Worship leaders, do you follow a liturgy in your church’s tradition? If you don’t, let me ask you to consider this:
Discover for yourself, if only for creative planning purposes, a personal liturgy. How can something that is pre-planned and laid out like a liturgy help you with creativity?
How many times have you found yourself dry with ideas? You’ve thought and prayed and done all you can to come up with something new and exciting only to fall short. How can that be? There’s so much about God Almighty, so many deeds and attributes, how could you run short of something to say about Him? I don’t know, but it happens.

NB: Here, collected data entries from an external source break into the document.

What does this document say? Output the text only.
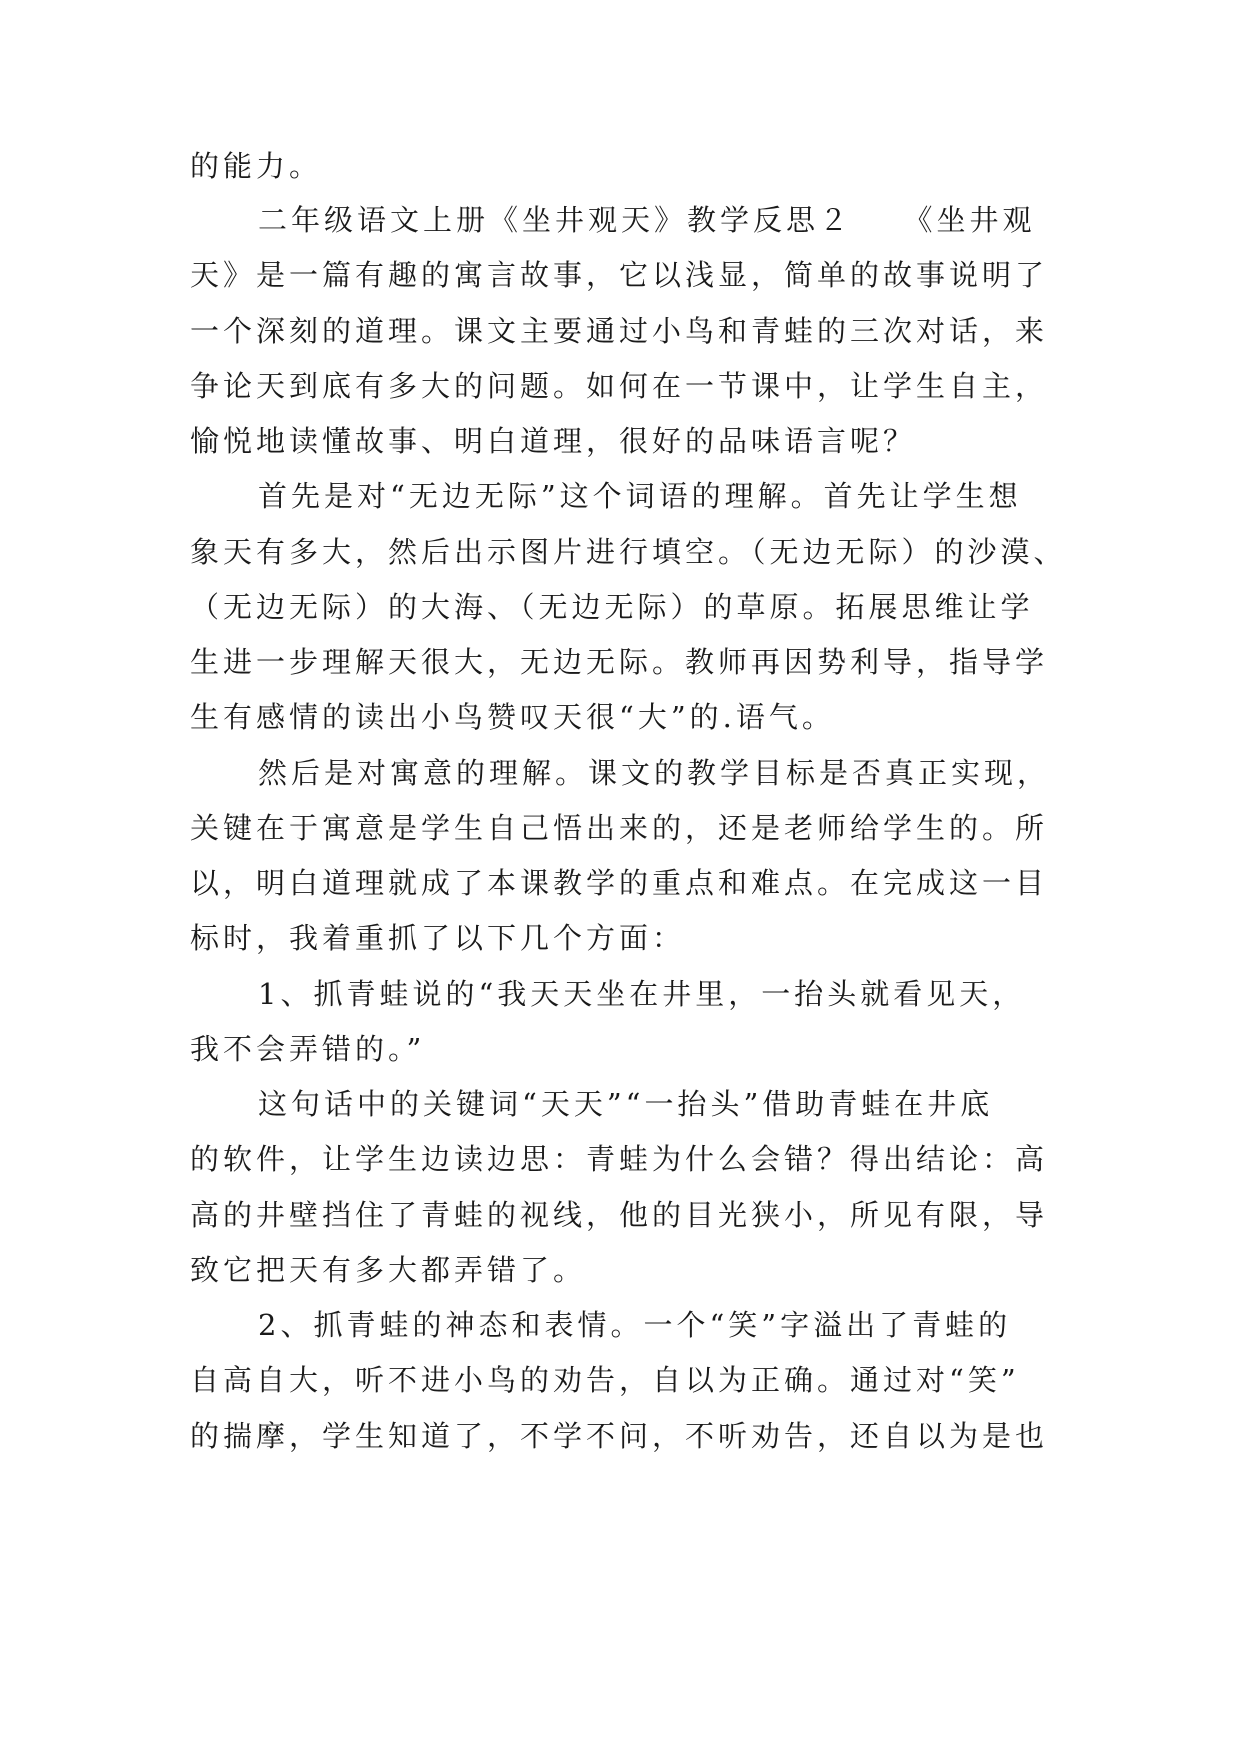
的能力。
二年级语文上册《坐井观天》教学反思２　　《坐井观
天》是一篇有趣的寓言故事，它以浅显，简单的故事说明了
一个深刻的道理。课文主要通过小鸟和青蛙的三次对话，来
争论天到底有多大的问题。如何在一节课中，让学生自主，
愉悦地读懂故事、明白道理，很好的品味语言呢？
首先是对“无边无际”这个词语的理解。首先让学生想
象天有多大，然后出示图片进行填空。（无边无际）的沙漠、
（无边无际）的大海、（无边无际）的草原。拓展思维让学
生进一步理解天很大，无边无际。教师再因势利导，指导学
生有感情的读出小鸟赞叹天很“大”的.语气。
然后是对寓意的理解。课文的教学目标是否真正实现，
关键在于寓意是学生自己悟出来的，还是老师给学生的。所
以，明白道理就成了本课教学的重点和难点。在完成这一目
标时，我着重抓了以下几个方面：
1、抓青蛙说的“我天天坐在井里，一抬头就看见天，
我不会弄错的。”
这句话中的关键词“天天”“一抬头”借助青蛙在井底
的软件，让学生边读边思：青蛙为什么会错？得出结论：高
高的井壁挡住了青蛙的视线，他的目光狭小，所见有限，导
致它把天有多大都弄错了。
2、抓青蛙的神态和表情。一个“笑”字溢出了青蛙的
自高自大，听不进小鸟的劝告，自以为正确。通过对“笑”
的揣摩，学生知道了，不学不问，不听劝告，还自以为是也
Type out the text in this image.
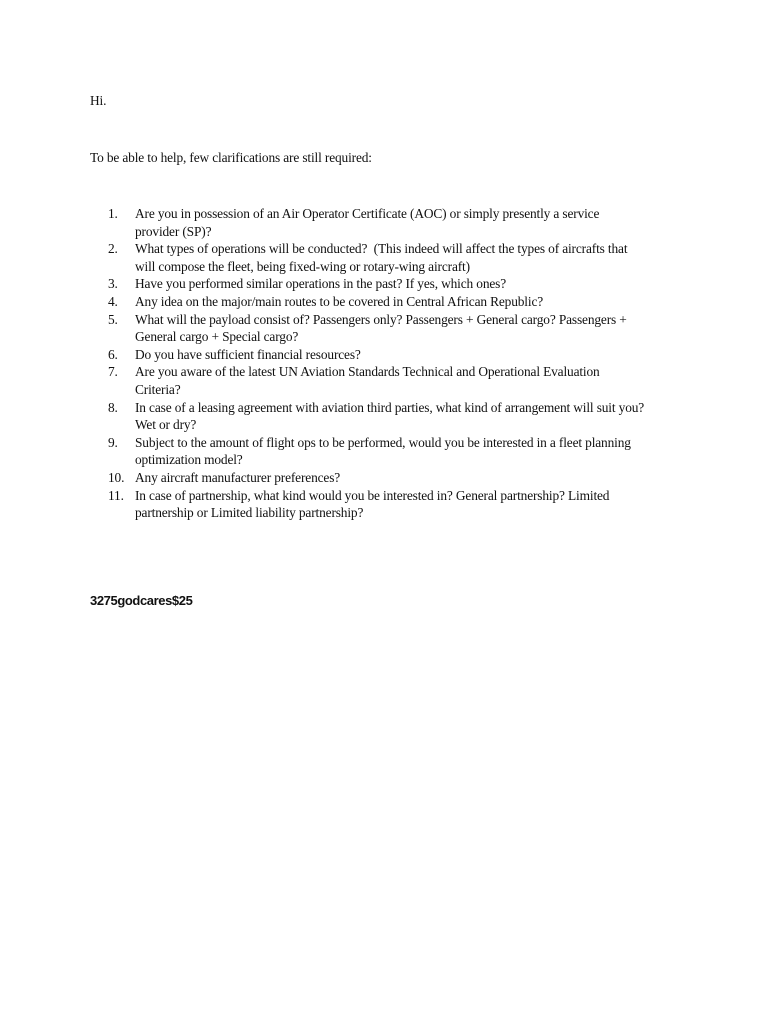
Hi.
To be able to help, few clarifications are still required:
1.	Are you in possession of an Air Operator Certificate (AOC) or simply presently a service
provider (SP)?
2.	What types of operations will be conducted?  (This indeed will affect the types of aircrafts that
will compose the fleet, being fixed-wing or rotary-wing aircraft)
3.	Have you performed similar operations in the past? If yes, which ones?
4.	Any idea on the major/main routes to be covered in Central African Republic?
5.	What will the payload consist of? Passengers only? Passengers + General cargo? Passengers +
General cargo + Special cargo?
6.	Do you have sufficient financial resources?
7.	Are you aware of the latest UN Aviation Standards Technical and Operational Evaluation
Criteria?
8.	In case of a leasing agreement with aviation third parties, what kind of arrangement will suit you?
Wet or dry?
9.	Subject to the amount of flight ops to be performed, would you be interested in a fleet planning
optimization model?
10. Any aircraft manufacturer preferences?
11. In case of partnership, what kind would you be interested in? General partnership? Limited
partnership or Limited liability partnership?
3275godcares$25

With a liturgy, you can ensure you are “covering all the bases.” As some others in our worship blogging community have shared lately, there are some topics and issues we sometimes avoid in our corporate worship. Have you covered the wrath of God this year as you planned? Did you draw your congregations attention to topics such as justice in addition to grace and mercy? Did you cover silence? Are there any songs about fasting?
Maybe you’re not ever going to consider introducing a full-blown liturgy to your local congregation, and that’s fine. Introduce one into your own personal planning and devotional times. Last year I bought a very nice four volume set of the Catholic “Liturgy of the Hours” for cheap at the used book store, and I’ve found the weekly Scripture readings and prayers both illuminating and challenging. Very often my mind and heart were taken in a completely different direction as I meditated on the Word of God in a way I might not have before.

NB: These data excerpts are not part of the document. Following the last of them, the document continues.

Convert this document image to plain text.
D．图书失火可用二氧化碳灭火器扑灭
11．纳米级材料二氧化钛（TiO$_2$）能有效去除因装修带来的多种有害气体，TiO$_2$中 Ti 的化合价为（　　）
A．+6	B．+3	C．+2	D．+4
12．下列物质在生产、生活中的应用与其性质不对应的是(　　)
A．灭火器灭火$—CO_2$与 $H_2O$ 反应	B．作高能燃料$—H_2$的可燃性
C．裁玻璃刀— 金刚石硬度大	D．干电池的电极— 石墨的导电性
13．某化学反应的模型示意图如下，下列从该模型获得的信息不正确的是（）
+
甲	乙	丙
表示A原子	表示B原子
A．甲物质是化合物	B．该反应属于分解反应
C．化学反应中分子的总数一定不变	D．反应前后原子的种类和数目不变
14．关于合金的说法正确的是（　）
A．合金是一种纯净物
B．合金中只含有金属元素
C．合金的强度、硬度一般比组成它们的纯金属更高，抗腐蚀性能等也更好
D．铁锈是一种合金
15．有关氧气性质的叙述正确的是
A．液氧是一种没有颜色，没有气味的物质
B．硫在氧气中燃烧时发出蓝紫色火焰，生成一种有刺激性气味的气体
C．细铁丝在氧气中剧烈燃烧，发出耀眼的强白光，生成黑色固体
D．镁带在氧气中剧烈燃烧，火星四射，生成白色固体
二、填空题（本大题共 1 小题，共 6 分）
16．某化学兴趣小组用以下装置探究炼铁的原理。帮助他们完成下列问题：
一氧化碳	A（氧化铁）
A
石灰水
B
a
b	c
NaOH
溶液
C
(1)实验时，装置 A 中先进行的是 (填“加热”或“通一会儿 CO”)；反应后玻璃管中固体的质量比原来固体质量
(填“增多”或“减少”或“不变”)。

When looking over hymns, I often peruse a selection of hymnals from other denominations, especially some who have liturgies. I will probably never introduce the vast majority of these songs to my congregation, but I’ve found value in personal worship times by expressing my faith in a new way. This in turn has led me down paths of creativity in planning musical worship for my home congregation.

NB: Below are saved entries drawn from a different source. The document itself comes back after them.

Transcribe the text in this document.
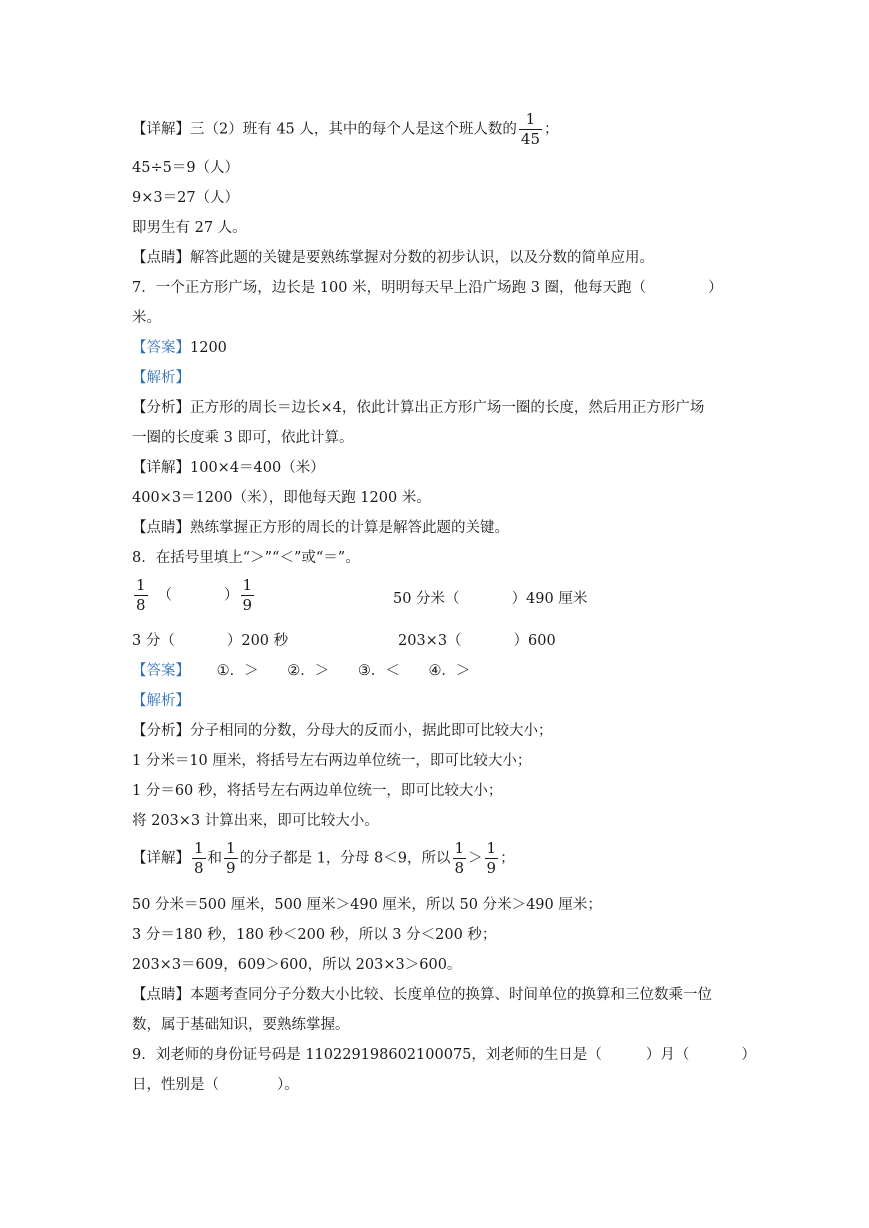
【详解】三（2）班有 45 人，其中的每个人是这个班人数的 $\frac{1}{45}$ ；
45÷5＝9（人）
9×3＝27（人）
即男生有 27 人。
【点睛】解答此题的关键是要熟练掌握对分数的初步认识，以及分数的简单应用。
7．一个正方形广场，边长是 100 米，明明每天早上沿广场跑 3 圈，他每天跑（	）
米。
【答案】1200
【解析】
【分析】正方形的周长＝边长×4，依此计算出正方形广场一圈的长度，然后用正方形广场
一圈的长度乘 3 即可，依此计算。
【详解】100×4＝400（米）
400×3＝1200（米），即他每天跑 1200 米。
【点睛】熟练掌握正方形的周长的计算是解答此题的关键。
8．在括号里填上“＞”“＜”或“＝”。
$\frac{1}{8}$ （	） $\frac{1}{9}$	50 分米（	）490 厘米
3 分（	）200 秒	203×3（	）600
【答案】 ①．＞ ②．＞ ③．＜ ④．＞
【解析】
【分析】分子相同的分数，分母大的反而小，据此即可比较大小；
1 分米＝10 厘米，将括号左右两边单位统一，即可比较大小；
1 分＝60 秒，将括号左右两边单位统一，即可比较大小；
将 203×3 计算出来，即可比较大小。
【详解】 $\frac{1}{8}$ 和 $\frac{1}{9}$ 的分子都是 1，分母 8＜9，所以 $\frac{1}{8} > \frac{1}{9}$ ；
50 分米＝500 厘米，500 厘米＞490 厘米，所以 50 分米＞490 厘米；
3 分＝180 秒，180 秒＜200 秒，所以 3 分＜200 秒；
203×3＝609，609＞600，所以 203×3＞600。
【点睛】本题考查同分子分数大小比较、长度单位的换算、时间单位的换算和三位数乘一位
数，属于基础知识，要熟练掌握。
9．刘老师的身份证号码是 110229198602100075，刘老师的生日是（	）月（	）
日，性别是（	）。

Don’t limit yourself to only what’s going on (and has gone before) in your own tradition. Look around and see what others are doing. Find what is of worth for the worship and exaltation of our Creator. Discover for yourself what has been done in the last 2000+ years of worship and renew what you find, placing it into a modern framework to lead your people into a deeper and wider relationship with their Savior.
If nothing else, you will find yourself challenged by what you find.
Don’t have the slightest clue where to start, I suggest reading Jubilate II by Donald P. Hustad. Also, visit Hymnsite.com’s Lectionary.